Why does Hashable require Equatable?

Karl · November 7, 2022, 1:20am

I wouldn't characterise it as "backlash". Just disagreement.

As we frequently say around here, protocols are not just bags of syntax - they have semantic meaning. Hashable primarily exists to support user-defined types in hashed collections. It's the very first sentence of the documentation:

You can use any type that conforms to the Hashable protocol in a set or as a dictionary key.

Equatable is part of the essential semantics for such usage, that is why it is part of the type. It is not, and does not claim to be, the only way to produce digests of custom data. For instance, as I mentioned previously, it does not support custom hashing algorithms, so it can't be used for a high-quality bloom filter in the first place. You would need your own protocol for that, and you are more than welcome to create one.

It is not uncommon that consumers of protocols only need some part of what it offers. As an example, @taylorswift has just posted a thread where they wish for a more limited version of RangeReplaceableCollection which only supported appending (AppendableCollection). Ultimately, protocols are the units of useful abstraction for generic code, where "useful" has to be judged in the context of particular use-cases the authors intend to support.

(as it happens, RRC does have some design flaws in that regard; it is not a particularly useful unit of abstraction due to its lack of ability to maintain positional information across mutations, but that's a separate topic).

It would not be practical to make every function its own protocol, and even if we did so, it would not necessarily allow for more powerful generic abstractions - as more important than the function or type names are the semantics each protocol encapsulates. Hashable types support hashing using a single algorithm only, and require Equatable, as that it what is required to support Dictionary keys and Set elements. That is part of its semantics.

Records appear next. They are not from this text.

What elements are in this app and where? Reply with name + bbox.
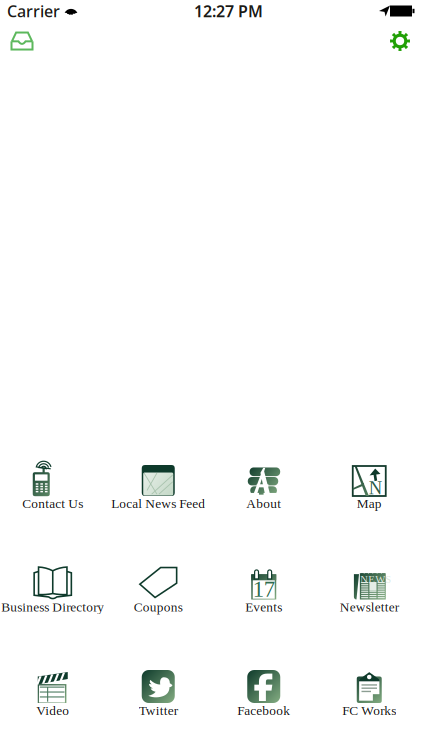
staticText: FC Works xyxy=(342,703,396,718)
staticText: Contact Us xyxy=(22,496,83,511)
staticText: Business Directory xyxy=(1,600,104,614)
staticText: 17 xyxy=(253,576,275,602)
staticText: Carrier xyxy=(7,0,60,22)
staticText: Facebook xyxy=(237,703,290,718)
button[interactable]: Business Directory xyxy=(0,566,106,616)
button[interactable]: N xyxy=(316,462,422,512)
button[interactable]: About xyxy=(211,462,316,512)
button[interactable]: Facebook xyxy=(211,669,316,719)
button[interactable]: Inbox xyxy=(0,23,44,59)
staticText: Events xyxy=(245,600,282,614)
button[interactable]: Video xyxy=(0,669,106,719)
button[interactable]: Twitter xyxy=(106,669,211,719)
staticText: Newsletter xyxy=(340,600,399,614)
staticText: NEWS xyxy=(360,574,391,585)
staticText: Local News Feed xyxy=(111,496,205,511)
button[interactable]: FC Works xyxy=(316,669,422,719)
button[interactable]: Contact Us xyxy=(0,462,106,512)
button[interactable]: NEWS xyxy=(316,566,422,616)
staticText: About xyxy=(246,496,281,511)
button[interactable]: Settings xyxy=(378,23,422,59)
staticText: Twitter xyxy=(139,703,178,718)
staticText: Video xyxy=(36,703,69,718)
button[interactable]: 17 xyxy=(211,566,316,616)
staticText: 12:27 PM xyxy=(194,0,263,22)
staticText: Map xyxy=(357,496,382,511)
staticText: N xyxy=(369,478,382,498)
button[interactable]: Local News Feed xyxy=(106,462,211,512)
staticText: Coupons xyxy=(134,600,183,614)
button[interactable]: Coupons xyxy=(106,566,211,616)
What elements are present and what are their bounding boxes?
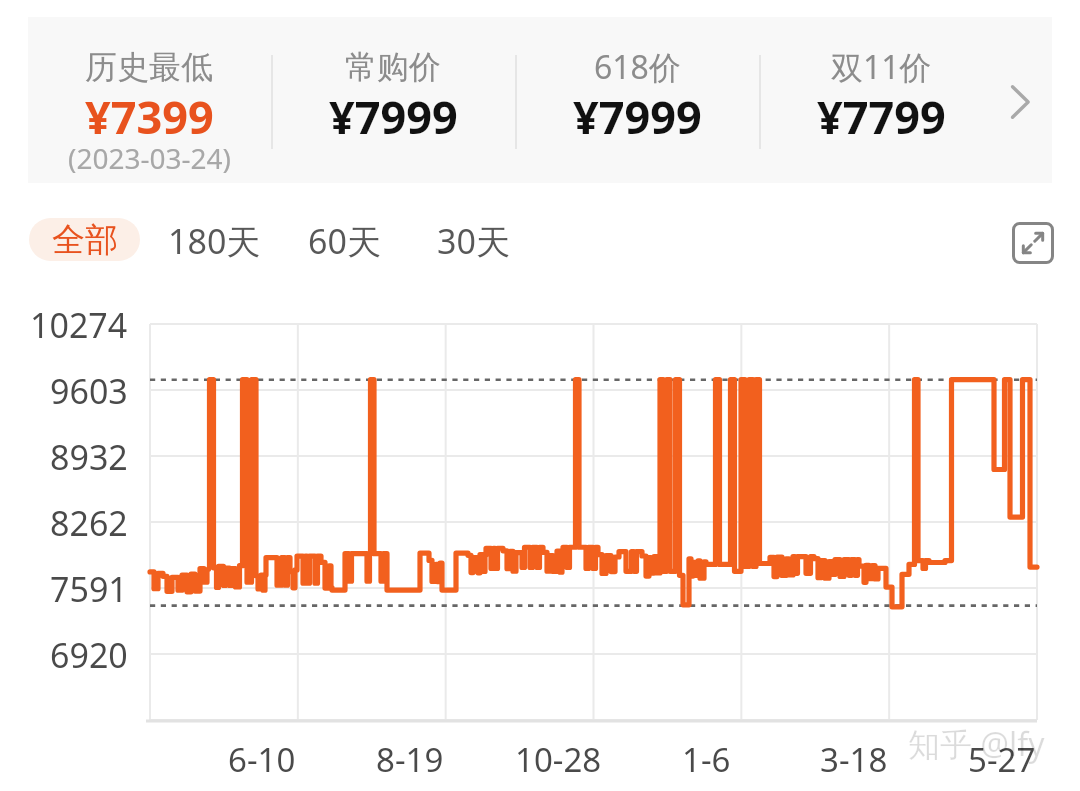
staticText: 30天 (437, 218, 510, 261)
staticText: ¥7999 (329, 86, 458, 142)
staticText: 全部 (52, 219, 118, 261)
staticText: 8-19 (376, 737, 444, 781)
staticText: 3-18 (820, 737, 888, 781)
staticText: 10274 (30, 302, 128, 346)
staticText: 常购价 (345, 47, 441, 87)
staticText: (2023-03-24) (68, 139, 231, 177)
button[interactable]: 常购价 (281, 17, 505, 183)
button[interactable]: 60天 (296, 218, 393, 261)
button[interactable]: 双11价 (769, 17, 993, 183)
staticText: 知乎 @lfy (908, 722, 1045, 766)
staticText: ¥7999 (573, 86, 702, 142)
staticText: 9603 (50, 368, 128, 412)
button[interactable]: 30天 (425, 218, 522, 261)
staticText: 10-28 (515, 737, 602, 781)
staticText: ¥7799 (817, 86, 946, 142)
staticText: 历史最低 (85, 47, 213, 87)
button[interactable]: More price details (990, 72, 1050, 132)
button[interactable]: 180天 (155, 218, 273, 261)
staticText: 8932 (50, 434, 128, 478)
staticText: 618价 (594, 45, 681, 89)
staticText: 6920 (50, 632, 128, 676)
button[interactable]: 全部 (29, 218, 140, 261)
staticText: 5-27 (968, 737, 1036, 781)
button[interactable]: 618价 (525, 17, 749, 183)
button[interactable]: 历史最低 (37, 17, 261, 183)
staticText: 1-6 (682, 737, 731, 781)
staticText: 7591 (50, 566, 128, 610)
staticText: ¥7399 (85, 86, 214, 142)
button[interactable]: Fullscreen chart (1011, 221, 1055, 265)
staticText: 60天 (308, 218, 381, 261)
staticText: 双11价 (831, 45, 932, 89)
staticText: 6-10 (228, 737, 296, 781)
staticText: 180天 (168, 218, 261, 261)
staticText: 8262 (50, 500, 128, 544)
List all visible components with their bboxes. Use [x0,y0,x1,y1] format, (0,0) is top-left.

Jumhyn · November 7, 2022, 1:21am

I sort of touched on this up-thread, but let me try to be a little clearer: I’m not at all trying to assert that it is impossible to write useful algorithms on a Hashable type which never invoke their corresponding Equatable.== witness. What I am arguing is that when you (properly) implement Hashable there is always some underlying equivalence relation you’re relying on that satisfies the semantics of Equatable, and so it makes sense for the language to enforce this by requiring that Hashable: Equatable.

In the case of your FancySet implementation, you’ve cleverly sidestepped the need to call == heterogenously by using ===, but this usage is still relying on the underlying equivalence relation defined on ObjectIdentifier: you know that a === b iff ObjectIdentifier(a) == ObjectIdentifier(b), and that ObjectIdentifier satisfies the appropriate Equatable/Hashable implementation.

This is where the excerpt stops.